In seinem neuesten Buch „Totale Religion“ untersucht er den Zusammenhang von Gewaltbereitschaft und religiösem Totalitarismus, wie er in den monotheistischen Religionen zu finden ist. Dabei geht es um die Frage, ob die brutale Durchsetzung eines Alleingültigkeitsanspruches in der Religion selbst begründet ist, oder ob es eine andere Ursache dafür gäbe. Und tatsächlich findet er eine Alternative zur gängigen Interpretation, die alttestamentarische Exklusivitätsideologie sei per se gewaltfördernd. Nicht die Idee, es gäbe nur einen Gott birgt die Gefahr des Exzesses, sondern die Unterwerfung des Religiösen unter das Politische. So sei der Monotheismus eines Abraham noch von universalem Charakter gewesen, die Bündnistheologie eines Moses dagegen ausschließend und aus dem Nebeneinander ein Gegeneinander machend. Dies geschah durch die Politisierung der Religion, die Gott den gleichen Hoheitsanspruch verschaffte, wie sie absolutistische Herrscher der damaligen Zeit (vor allem der Assyrer und Babylonier) für sich beanspruchten.

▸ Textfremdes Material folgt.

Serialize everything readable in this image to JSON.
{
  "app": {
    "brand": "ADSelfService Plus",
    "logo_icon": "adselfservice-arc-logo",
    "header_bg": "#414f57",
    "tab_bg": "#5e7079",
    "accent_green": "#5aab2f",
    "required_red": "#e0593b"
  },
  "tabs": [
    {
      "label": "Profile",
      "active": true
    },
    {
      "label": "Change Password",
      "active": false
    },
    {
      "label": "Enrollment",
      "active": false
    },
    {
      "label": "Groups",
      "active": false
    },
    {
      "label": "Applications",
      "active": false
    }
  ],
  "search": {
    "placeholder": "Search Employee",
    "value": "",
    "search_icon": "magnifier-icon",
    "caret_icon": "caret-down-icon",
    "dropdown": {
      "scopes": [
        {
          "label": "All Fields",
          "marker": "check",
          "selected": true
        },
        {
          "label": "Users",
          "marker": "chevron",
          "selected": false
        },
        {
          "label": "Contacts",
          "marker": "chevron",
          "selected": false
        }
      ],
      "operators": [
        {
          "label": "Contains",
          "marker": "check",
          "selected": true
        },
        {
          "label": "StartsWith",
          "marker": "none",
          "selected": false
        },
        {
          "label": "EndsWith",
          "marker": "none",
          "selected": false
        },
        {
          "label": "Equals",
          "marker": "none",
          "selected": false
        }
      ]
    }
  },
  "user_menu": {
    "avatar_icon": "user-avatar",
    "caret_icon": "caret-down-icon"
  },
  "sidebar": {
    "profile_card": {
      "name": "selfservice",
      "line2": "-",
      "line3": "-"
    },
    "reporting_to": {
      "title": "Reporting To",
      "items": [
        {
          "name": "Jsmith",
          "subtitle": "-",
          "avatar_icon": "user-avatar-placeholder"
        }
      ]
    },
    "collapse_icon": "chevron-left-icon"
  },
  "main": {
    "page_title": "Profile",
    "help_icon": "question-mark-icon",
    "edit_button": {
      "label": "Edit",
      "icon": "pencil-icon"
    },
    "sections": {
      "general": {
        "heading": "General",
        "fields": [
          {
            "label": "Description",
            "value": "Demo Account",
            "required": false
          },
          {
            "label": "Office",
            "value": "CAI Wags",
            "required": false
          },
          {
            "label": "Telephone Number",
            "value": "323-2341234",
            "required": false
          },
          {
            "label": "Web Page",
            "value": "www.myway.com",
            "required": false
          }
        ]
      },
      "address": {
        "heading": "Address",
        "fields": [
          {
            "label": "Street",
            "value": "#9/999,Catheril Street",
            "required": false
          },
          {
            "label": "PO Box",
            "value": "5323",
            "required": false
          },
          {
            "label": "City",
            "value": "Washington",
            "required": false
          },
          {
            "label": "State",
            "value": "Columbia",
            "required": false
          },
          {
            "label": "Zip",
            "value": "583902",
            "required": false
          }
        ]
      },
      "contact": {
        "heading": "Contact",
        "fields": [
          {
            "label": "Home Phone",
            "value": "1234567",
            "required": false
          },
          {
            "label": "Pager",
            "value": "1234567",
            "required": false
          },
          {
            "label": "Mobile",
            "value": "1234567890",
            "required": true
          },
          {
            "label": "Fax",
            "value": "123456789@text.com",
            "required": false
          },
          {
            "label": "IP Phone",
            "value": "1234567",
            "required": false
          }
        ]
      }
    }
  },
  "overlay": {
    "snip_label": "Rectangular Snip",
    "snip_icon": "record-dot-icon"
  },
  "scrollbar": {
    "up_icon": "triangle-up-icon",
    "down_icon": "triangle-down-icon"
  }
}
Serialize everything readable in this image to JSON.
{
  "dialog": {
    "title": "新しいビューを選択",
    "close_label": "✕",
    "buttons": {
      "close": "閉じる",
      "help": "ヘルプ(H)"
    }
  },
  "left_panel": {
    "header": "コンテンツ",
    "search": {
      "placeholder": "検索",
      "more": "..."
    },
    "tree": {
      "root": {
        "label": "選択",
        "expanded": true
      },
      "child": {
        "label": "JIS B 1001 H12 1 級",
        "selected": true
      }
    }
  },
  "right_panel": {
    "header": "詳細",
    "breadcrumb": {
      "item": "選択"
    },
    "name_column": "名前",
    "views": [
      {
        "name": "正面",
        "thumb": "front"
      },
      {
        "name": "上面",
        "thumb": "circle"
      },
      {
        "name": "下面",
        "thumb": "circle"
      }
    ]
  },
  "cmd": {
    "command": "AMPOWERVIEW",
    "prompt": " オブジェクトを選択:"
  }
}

Assmann stützt seine Argumentation mit einer Analyse der politischen und religiösen Situation in der die alttestamentarischen Texte geschrieben/zusammengestellt/redigiert wurden und sieht in der jüdischen Gesellschaft um 600 vor Christus ein ähnliches Aufeinandertreffen von Weltoffenheit und puritanischem Reinheitswahn, wie wir ihn auch heute wieder, vor allem in der islamischen Welt, aber auch in dem wiedererstarkenden christlich/evangelikalen Fundamentalismus beobachten können.

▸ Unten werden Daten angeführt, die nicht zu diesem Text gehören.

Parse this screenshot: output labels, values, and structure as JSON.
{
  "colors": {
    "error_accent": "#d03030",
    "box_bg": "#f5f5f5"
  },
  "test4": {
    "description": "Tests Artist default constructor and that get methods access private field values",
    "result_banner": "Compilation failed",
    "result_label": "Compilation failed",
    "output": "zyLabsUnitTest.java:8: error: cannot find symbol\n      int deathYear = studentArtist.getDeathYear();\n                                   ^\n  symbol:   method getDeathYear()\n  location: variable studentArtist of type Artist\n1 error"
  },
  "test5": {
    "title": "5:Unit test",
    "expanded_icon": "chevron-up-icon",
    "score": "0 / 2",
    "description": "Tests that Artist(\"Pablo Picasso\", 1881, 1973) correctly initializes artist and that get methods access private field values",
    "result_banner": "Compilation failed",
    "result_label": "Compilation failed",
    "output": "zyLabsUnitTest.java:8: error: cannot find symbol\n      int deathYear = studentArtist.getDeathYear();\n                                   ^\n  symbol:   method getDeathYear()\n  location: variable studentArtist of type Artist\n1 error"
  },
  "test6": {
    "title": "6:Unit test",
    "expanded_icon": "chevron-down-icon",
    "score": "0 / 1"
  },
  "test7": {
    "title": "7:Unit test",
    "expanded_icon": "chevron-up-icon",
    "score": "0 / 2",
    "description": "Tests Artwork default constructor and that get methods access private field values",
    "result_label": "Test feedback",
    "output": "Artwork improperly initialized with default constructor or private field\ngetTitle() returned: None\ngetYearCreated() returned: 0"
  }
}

Das ist schlüssig argumentiert und zum großen Teil nachvollziehbar. Schade nur, dass Assmann gegen Ende des Buches zur einer Apotheose religiösen Denkens ansetzt (als sei er selbst erleichtert über die Ergebnisse seiner Untersuchungen). So schreibt er: „Im Gegenteil scheint Religion das einzige Mittel zu sein, das dem Menschen gegeben wurde, Gewalt – soziale und politische – einzudämmen und ihr nicht Gegengewalt, sondern eine andere Macht entgegenzusetzen.“
Zwar gesteht er ein, die eine Wahrheit, die alles andere ausschließt gäbe es nicht, und es sei auch nicht „einzusehen“, dass Religion mit Gewalt etwas zu tun habe, behauptet aber, Religionen hätten einen unschätzbaren Anteil an der Humanisierung des Menschen und der Bewohnbarkeit der Welt geleistet. Das abschließende Bonhoeffer-Zitat „Gott ereignet sich, wo immer an ihn geglaubt wird“ rundet diese „In der Gottesvorstellung kommt der Mensch erst wirklich zu sich“- Stimmung der letzten Seiten ab. Was er völlig außer Acht lässt ist die Tatsache, dass die Frage von Gewalt und Religion nicht nur eine sich gegenseitiger bekämpfender Ideologien ist, sondern inwiefern sie auch die Munition für Gewalt innerhalb der gesellschaftlichen Struktur einer durch eine bestimmte Religion geprägten Gemeinschaft liefert. Die puritanische Verschärfung zeigt sich eben nicht nur im religiös motivierten Terrorismus, sondern auch im Ehrenmord, in der männlichen Bestimmungshoheit über den weiblichen Körper, sexueller Bevormundung, Ablehnung alternativer Lebensmodelle und Wissenschaftsfeindlichkeit. Aber gerade dieser Gewalt fallen wesentlich mehr Menschen zum Opfer, als den Versuchen totalitärer Glaubensrichtungen politische Macht zu erlangen.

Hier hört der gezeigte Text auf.